Shivering is the other process that butterflies use to regulate their temperature. Shivering is just what it sounds like. Butterflies will shiver, or shake, their bodies to increase their temperature.
A butterfly’s optimal temperature is between 75 and 90 degrees.(6) Therefore, it is possible for a butterfly to become too hot. In that case, they will seek out shade to cool down.
This quick video shows the butterfly in action. If you turn the sound up you can hear the birds signing in the background. I wonder if you can you identify that bird by its song?

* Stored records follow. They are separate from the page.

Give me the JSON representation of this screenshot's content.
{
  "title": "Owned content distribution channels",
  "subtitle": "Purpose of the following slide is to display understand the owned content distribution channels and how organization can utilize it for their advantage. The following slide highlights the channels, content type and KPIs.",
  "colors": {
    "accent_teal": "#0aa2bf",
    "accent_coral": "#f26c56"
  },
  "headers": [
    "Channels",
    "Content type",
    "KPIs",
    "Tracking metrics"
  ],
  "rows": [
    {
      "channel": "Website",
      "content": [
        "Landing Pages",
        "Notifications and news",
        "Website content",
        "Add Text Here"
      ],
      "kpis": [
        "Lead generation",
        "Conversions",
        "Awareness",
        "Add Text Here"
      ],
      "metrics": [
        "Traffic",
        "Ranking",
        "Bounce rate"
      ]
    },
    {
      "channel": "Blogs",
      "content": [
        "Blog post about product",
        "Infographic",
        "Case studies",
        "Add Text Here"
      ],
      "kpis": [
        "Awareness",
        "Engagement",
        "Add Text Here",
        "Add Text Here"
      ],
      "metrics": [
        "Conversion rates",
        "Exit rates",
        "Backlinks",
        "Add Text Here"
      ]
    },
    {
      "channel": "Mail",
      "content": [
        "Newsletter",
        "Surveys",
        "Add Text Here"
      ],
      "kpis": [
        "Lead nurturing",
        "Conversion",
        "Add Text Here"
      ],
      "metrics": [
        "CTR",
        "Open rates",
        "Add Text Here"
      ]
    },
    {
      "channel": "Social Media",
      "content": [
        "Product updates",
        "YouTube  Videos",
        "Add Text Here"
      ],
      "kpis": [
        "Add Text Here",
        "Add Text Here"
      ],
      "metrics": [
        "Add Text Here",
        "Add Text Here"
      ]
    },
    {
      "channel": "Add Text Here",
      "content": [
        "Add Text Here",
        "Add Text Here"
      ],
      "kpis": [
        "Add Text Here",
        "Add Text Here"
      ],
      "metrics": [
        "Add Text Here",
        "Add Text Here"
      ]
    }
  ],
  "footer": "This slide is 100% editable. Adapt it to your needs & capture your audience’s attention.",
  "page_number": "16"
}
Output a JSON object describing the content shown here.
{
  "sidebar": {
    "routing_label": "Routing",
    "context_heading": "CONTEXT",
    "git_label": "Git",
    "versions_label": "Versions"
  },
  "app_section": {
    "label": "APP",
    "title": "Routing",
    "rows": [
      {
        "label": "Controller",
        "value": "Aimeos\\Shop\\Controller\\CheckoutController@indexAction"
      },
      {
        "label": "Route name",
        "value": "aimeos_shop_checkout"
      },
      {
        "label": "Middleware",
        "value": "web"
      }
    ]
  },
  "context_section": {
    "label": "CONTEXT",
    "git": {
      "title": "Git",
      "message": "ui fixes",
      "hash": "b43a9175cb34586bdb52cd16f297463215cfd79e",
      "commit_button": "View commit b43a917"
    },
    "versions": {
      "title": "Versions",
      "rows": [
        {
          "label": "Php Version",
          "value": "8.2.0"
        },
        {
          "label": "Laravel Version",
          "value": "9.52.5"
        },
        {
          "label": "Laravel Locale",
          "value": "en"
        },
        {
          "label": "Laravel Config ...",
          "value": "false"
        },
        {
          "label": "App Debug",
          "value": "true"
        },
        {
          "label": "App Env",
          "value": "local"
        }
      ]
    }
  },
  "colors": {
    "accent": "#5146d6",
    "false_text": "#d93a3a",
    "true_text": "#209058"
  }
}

Learning about the temperature regulation process in butterflies was something new for me this week. I had observed butterflies in action before, but never questioned the reasons behind their behavior. This personal practice of questioning has become an important part of my naturalist journey. When I move into a place of curiosity instead of assumptions, many of the mysteries of the natural world begin to reveal themselves.